Otherwise, the routine checks whether application prefetching is enabled on the system and, if so, calls the prefetcher (and Superfetch) to process the prefetch instruction file (if it exists) and prefetch pages referenced during the first 10 seconds the last time the process ran. (For details on the prefetcher and Superfetch, see Chapter 9.)
PspUserThreadStartup then checks if the systemwide cookie in the SharedUserData structure has been set up yet. If it hasn’t, it generates it based on a hash of system information such as the number of interrupts processed, DPC deliveries, and page faults. This systemwide cookie is used in the internal decoding and encoding of pointers, such as in the heap manager (for more information on heap manager security, see Chapter 9), to protect against certain classes of exploitation.

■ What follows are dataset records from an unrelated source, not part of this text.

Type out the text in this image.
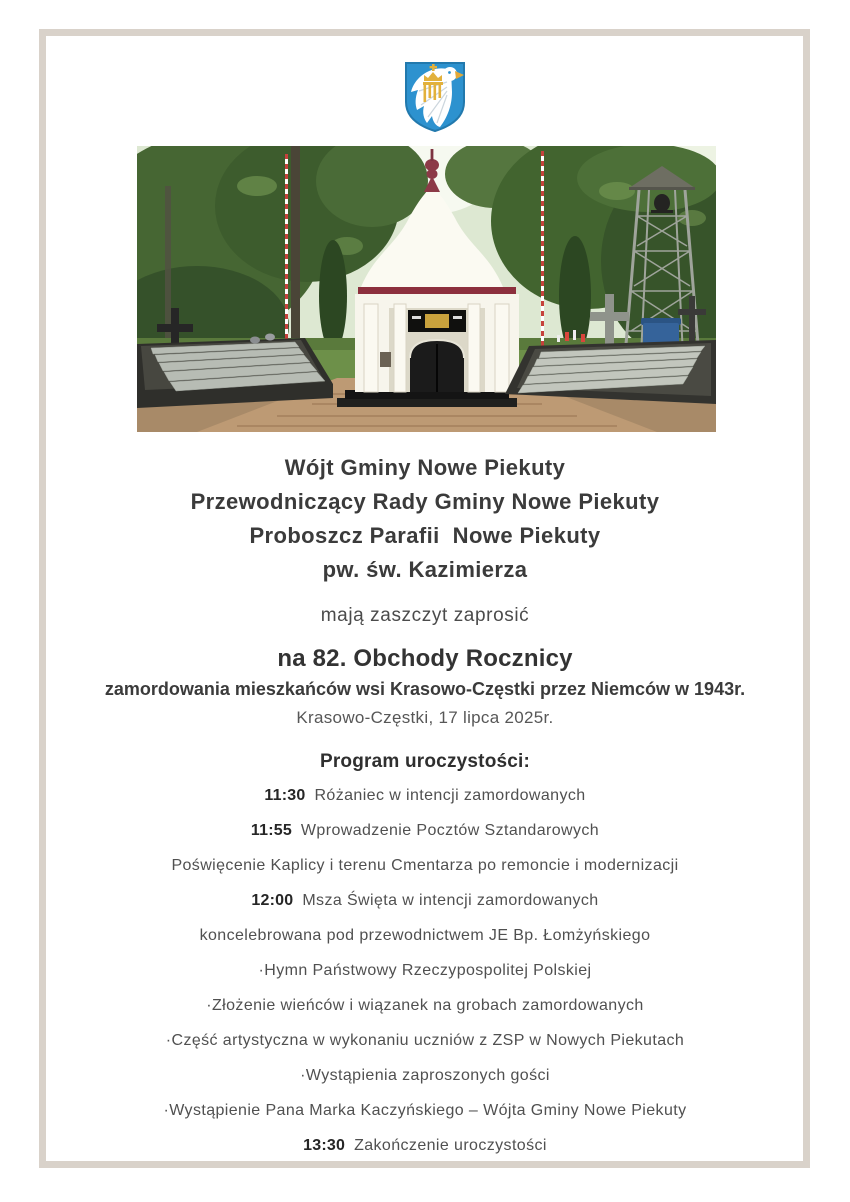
Wójt Gminy Nowe Piekuty
Przewodniczący Rady Gminy Nowe Piekuty
Proboszcz Parafii  Nowe Piekuty
pw. św. Kazimierza
mają zaszczyt zaprosić
na 82. Obchody Rocznicy
zamordowania mieszkańców wsi Krasowo-Częstki przez Niemców w 1943r.
Krasowo-Częstki, 17 lipca 2025r.
Program uroczystości:
11:30 Różaniec w intencji zamordowanych
11:55 Wprowadzenie Pocztów Sztandarowych
Poświęcenie Kaplicy i terenu Cmentarza po remoncie i modernizacji
12:00 Msza Święta w intencji zamordowanych
koncelebrowana pod przewodnictwem JE Bp. Łomżyńskiego
·Hymn Państwowy Rzeczypospolitej Polskiej
·Złożenie wieńców i wiązanek na grobach zamordowanych
·Część artystyczna w wykonaniu uczniów z ZSP w Nowych Piekutach
·Wystąpienia zaproszonych gości
·Wystąpienie Pana Marka Kaczyńskiego – Wójta Gminy Nowe Piekuty
13:30 Zakończenie uroczystości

Finally, PspUserThreadStartup sets up the initial thunk context to run the image loader initialization routine (LdrInitializeThunk in Ntdll.dll), as well as the systemwide thread startup stub (RtlUserThreadStart in Ntdll.dll). These steps are done by editing the context of the thread in place and then issuing an exit from system service operation, which will load the specially crafted user context. The LdrInitializeThunk routine initializes the loader, heap manager, NLS tables, thread-local storage (TLS) and fiber-local storage (FLS) array, and critical section structures. It then loads any required DLLs and calls the DLL entry points with the DLL_PROCESS_ ATTACH function code. (See the sidebar “Side-by-Side Assemblies” for a description of a mechanism Windows uses to address DLL versioning problems.)
Once the function returns, NtContinue will restore the new user context and return back to user mode—thread execution now truly starts.
RtlUserThreadStart will use the address of the actual image entry point and the start parameter and call the application. These two parameters have also already been pushed onto the stack by the kernel. This complicated series of events has two purposes. First of all, it allows the image loader inside Ntdll.dll to set up the process internally and behind the scenes so that other user-mode code can run properly (otherwise, it would have no heap, no thread local storage, and so on).
Second, having all threads begin in a common routine allows them to be wrapped in exception handling, so that when they crash, Ntdll.dll is aware of that and can call the unhandled exception filter inside Kernel32.dll. It is also able to coordinate thread exit on return from the thread’s start routine and to perform various cleanup work. Application developers can also call SetUnhandledExceptionFilter to add their own unhandled exception handling code.